Ich wollte schon immer mal eine Las Vegas Show besuchen. Das war irgendwie so ein Wunsch von mir; es muss an den vielen Frank Sinatra und Rat Pack Filmen gelegen haben, die ich als Kind im Fernsehen sah. Und da bietet sich U2 doch viel besser an als Celine Dion, die Killers oder Adele. Argumente für einen Trip nach Las Vegas waren also da. Mal ganz abgesehen davon, dass das Konzert im aktuell spannendsten Konzertvenue der Welt stattfindet. A ha, ein dritter Grund. Achtung Baby, Las Vegas Residency Show, The Sphere. So schielte ich seit den ersten Konzertankündigungen auf die Zeiten und auf die Preise. Okay, ca. 280 Euro für die günstigste Sitzplatzkategorie sind ordentlich, zu ordentlich. Obwohl…ach ne, streichen wir das. ‘Sind ja auch alle Tickets ausverkauft.’ Ein Tatbestand, der mich in schwachen Momenten von einem Ticketkauf abgehalten hat. Allerdings galt der nur für den ersten Verkaufsslot. Als im Sommer die Oktober/November Termine angeboten wurden, gab es eine lange Zeit noch für sehr viele Tage und für alle Kategorien Tickets zu kaufen. Mh, was nun. Mein Dilemma wurde größer. Ich wollte eigentlich, aber der Kopf sagte immer noch oft ‘nein’. Nur einmal nicht, und ich sprang über meinen Schatten, griff in die Spardose und kaufte Tickets, Flug (übrigens günstiger als gedacht) und Hotelübernachtungen und reichte sieben Tage Urlaub für Ende Oktober ein.
So machten wir das dann und seit diesem Augenblick herrschte eine unendliche Vorfreude. Nun ist es also soweit, meine erste Las Vegas Show, mein erstes U2 Konzert nach 20 Jahren. Damals Zooropa, jetzt Achtung Baby. Ist das Zufall? Auf alle Fälle fühlt es sich ein bisschen surreal an. U2, ausgerechnet U2. Meine erste große Lieblingsband beschert mir mein erstes Las Vegas Konzert. Es ist so, als ob sich ein Kreis schließt und als ob es eigentlich nur so sein kann. Oder gar so sein muss!

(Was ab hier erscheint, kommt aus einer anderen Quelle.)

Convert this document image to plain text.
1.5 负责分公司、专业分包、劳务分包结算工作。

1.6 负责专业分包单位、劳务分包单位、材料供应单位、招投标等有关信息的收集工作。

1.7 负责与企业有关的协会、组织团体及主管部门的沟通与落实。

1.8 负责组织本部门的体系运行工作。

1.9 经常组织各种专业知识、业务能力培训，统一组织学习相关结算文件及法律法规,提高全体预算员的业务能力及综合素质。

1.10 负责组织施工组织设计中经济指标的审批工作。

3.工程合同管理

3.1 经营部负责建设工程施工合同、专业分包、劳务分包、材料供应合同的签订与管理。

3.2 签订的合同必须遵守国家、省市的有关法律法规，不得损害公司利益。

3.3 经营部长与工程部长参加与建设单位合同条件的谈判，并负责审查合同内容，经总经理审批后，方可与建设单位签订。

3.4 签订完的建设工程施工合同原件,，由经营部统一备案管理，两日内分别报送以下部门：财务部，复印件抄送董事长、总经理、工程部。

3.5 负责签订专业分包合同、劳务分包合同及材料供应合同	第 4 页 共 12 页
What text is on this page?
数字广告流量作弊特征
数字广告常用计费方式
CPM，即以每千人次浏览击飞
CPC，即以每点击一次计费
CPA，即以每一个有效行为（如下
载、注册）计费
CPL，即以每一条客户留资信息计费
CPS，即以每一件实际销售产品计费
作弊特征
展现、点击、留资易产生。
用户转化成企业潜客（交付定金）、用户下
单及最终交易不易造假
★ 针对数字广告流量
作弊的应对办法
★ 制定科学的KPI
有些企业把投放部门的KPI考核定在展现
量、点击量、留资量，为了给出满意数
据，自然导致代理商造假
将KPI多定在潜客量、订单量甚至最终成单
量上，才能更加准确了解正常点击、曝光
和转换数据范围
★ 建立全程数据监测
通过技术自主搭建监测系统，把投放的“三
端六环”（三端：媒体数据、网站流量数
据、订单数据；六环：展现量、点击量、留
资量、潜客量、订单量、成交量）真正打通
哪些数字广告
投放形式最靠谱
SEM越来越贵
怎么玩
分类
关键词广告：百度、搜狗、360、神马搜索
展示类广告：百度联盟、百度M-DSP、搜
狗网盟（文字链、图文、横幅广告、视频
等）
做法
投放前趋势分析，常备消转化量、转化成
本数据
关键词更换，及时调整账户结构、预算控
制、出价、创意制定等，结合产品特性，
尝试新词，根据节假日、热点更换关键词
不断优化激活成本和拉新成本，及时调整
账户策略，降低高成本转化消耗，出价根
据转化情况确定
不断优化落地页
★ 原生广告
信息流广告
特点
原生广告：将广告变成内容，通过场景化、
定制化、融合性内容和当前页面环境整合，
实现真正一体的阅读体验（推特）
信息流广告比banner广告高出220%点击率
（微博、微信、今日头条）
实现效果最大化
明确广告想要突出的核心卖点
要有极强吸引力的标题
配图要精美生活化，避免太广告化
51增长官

Im Venetian suchen wir einen halbe Stunde lang die U2 Ausstellung, die begleitend zu den Konzerten ein paar Unikate aus der Achtung Baby Ära ausstellt. Die wollen wir noch schnell mitnehmen, bevor wir uns auf den Weg zur Sphere machen.

U2 - Las Vegas, 25.10.2023

Das Venetian ist direkt mit der Sphere gekoppelt, allerdings ist es so ein Monstrum von Gebäude, dass es einige Mühen braucht, um den Weg durch die italienischen Kanallandschaften, Casinobereiche und Restaurantstrassen zu finden. Als wir am U2 Pop-up Museum ankommen, erwartet uns eine Einlassschlange. Ah, mal eben kurz vorbeischauen, das klappt nicht so ganz. Ausgestellt sind hier die U2 Trabis, die Anfang der 1990er Jahre als Scheinwerfer von der Bühnendecke hingen und als Bühnendeko fungierten, allerlei Fotos und in der zweiten Etage gibt es ein kleines Kino mit einem von The Edge kuratierten Programm. Hier laufen ein paar olle U2 Konzertfilme und Dokumentationen. Aus Zeitgründen lassen wir das allerdings links liegen. Die U2 Konzertfilme kenne ich und die anderen Sachen, drei Vorstellungen sind pro Tag im Programm, können gegen ein Las Vegas Sightseeing und einen Ausflug zum Hoover Dam nicht anstinken. Nach einem Blick am Merch gehen wir zur Sphere. Um dorthin zu gelangen, müssen wir noch durch das Conference Center des Hotels. Ej, wir legen hier ungeahnte Distanzen zurück.

Bevor U2 die Bühne betreten, spielt der bereits erwähnte DJ das Beste aus den 1980er Jahren; aber nichts aus dem aktuellen Jahrhundert. Erschreckend schwach ist das, ein, wie ich finde, lieblos zusammengestellter Hitmix des DJs. Egal, niemand ist wegen dem Vorprogramm hier. Das war auch 1990 so, als in der Westfalenhalle Fatima Manson gnadenlos ausgepfiffen wurden und nach 25 Minuten die Bühne verließen.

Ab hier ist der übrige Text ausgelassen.